As he went up the winding, stony trail, Rafael thought of the mountains of Assisi, which he had visited with his friend the canon, a great admirer of the Saint of Umbria. It was a landscape that suggested asceticism. Crags of bluish or reddish rock lined the roadway on either side, with pines and cypresses rising from the hollows, and extending black, winding, snaky roots out over the fallow soil. At intervals, white shrines with tiny roofs harbored mosaics of glazed tiles depicting the Stations on the Via Dolorosa. The pointed green caps of the cypresses, as they waved, seemed bent on frightening away the white butterflies that were fluttering about over the rosemary and the nettles.
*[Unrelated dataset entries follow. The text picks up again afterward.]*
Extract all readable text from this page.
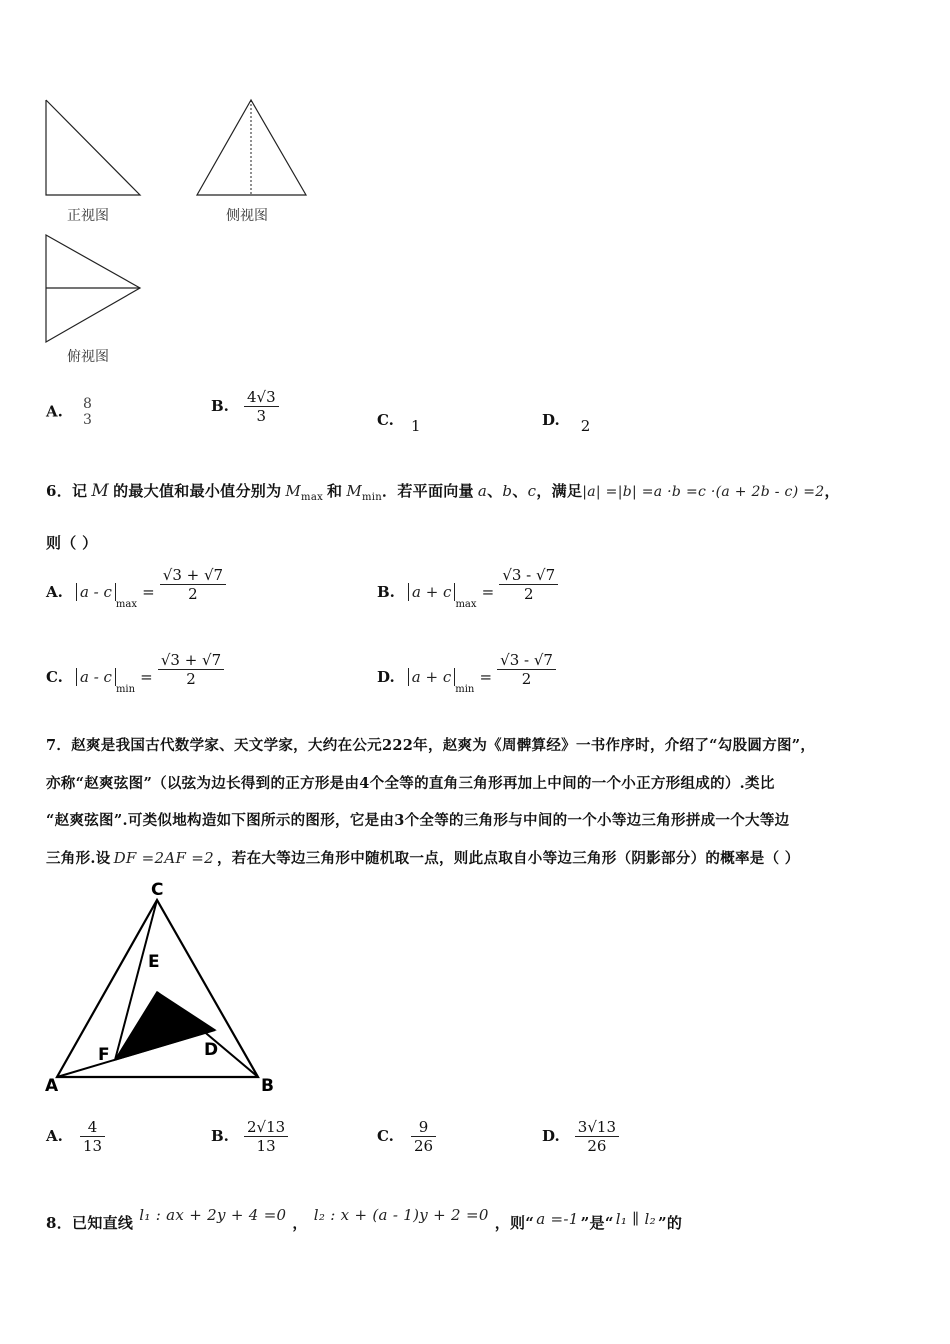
正视图	侧视图
俯视图
A. 8
3
B. $\frac{4√3}{3}$	C. 1	D. 2
6．记 M 的最大值和最小值分别为 $M_{max}$ 和 $M_{min}$．若平面向量 a、b、c，满足|a| =|b| =a ·b =c ·(a + 2b - c) =2，
则（ ）
A. $a - c_{max} = \frac{√3 + √7}{2}$	B. $a + c_{max} = \frac{√3 - √7}{2}$
C. $a - c_{min} = \frac{√3 + √7}{2}$	D. $a + c_{min} = \frac{√3 - √7}{2}$
7．赵爽是我国古代数学家、天文学家，大约在公元222年，赵爽为《周髀算经》一书作序时，介绍了“勾股圆方图”，
亦称“赵爽弦图”（以弦为边长得到的正方形是由4个全等的直角三角形再加上中间的一个小正方形组成的）.类比
“赵爽弦图”.可类似地构造如下图所示的图形，它是由3个全等的三角形与中间的一个小等边三角形拼成一个大等边
三角形.设 DF =2AF =2 ，若在大等边三角形中随机取一点，则此点取自小等边三角形（阴影部分）的概率是（ ）
C
A	B
E
D
F
A. $\frac{4}{13}$	B. $\frac{2√13}{13}$	C. $\frac{9}{26}$	D. $\frac{3√13}{26}$
8．已知直线 l₁ : ax + 2y + 4 =0 ， l₂ : x + (a - 1)y + 2 =0 ，则“ a =-1 ”是“ l₁ ∥ l₂ ”的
The parasol-pines projected patches of shade across the burning road, where the sun-baked earth crackled and crumbled to dead dust under every footstep.
Reaching the little square in front of the Hermitage, he rested from the ascent, stretching out full length on the crescent of rubblework that formed a bench near the sanctuary. There silence reigned, the silence of high hill-tops. From below, the noises of the restless life and labor of the plain came weakened, softened, by the wind, like the murmuring of waves breaking on a distant shore. Among the prickly-pears that grew in close thicket behind the bench, insects were buzzing about, shining in the sun like buds of gold. Some hens, belonging to the Hermitage, were pecking away in one corner of the square, clucking, and dusting their feathers in the gravel.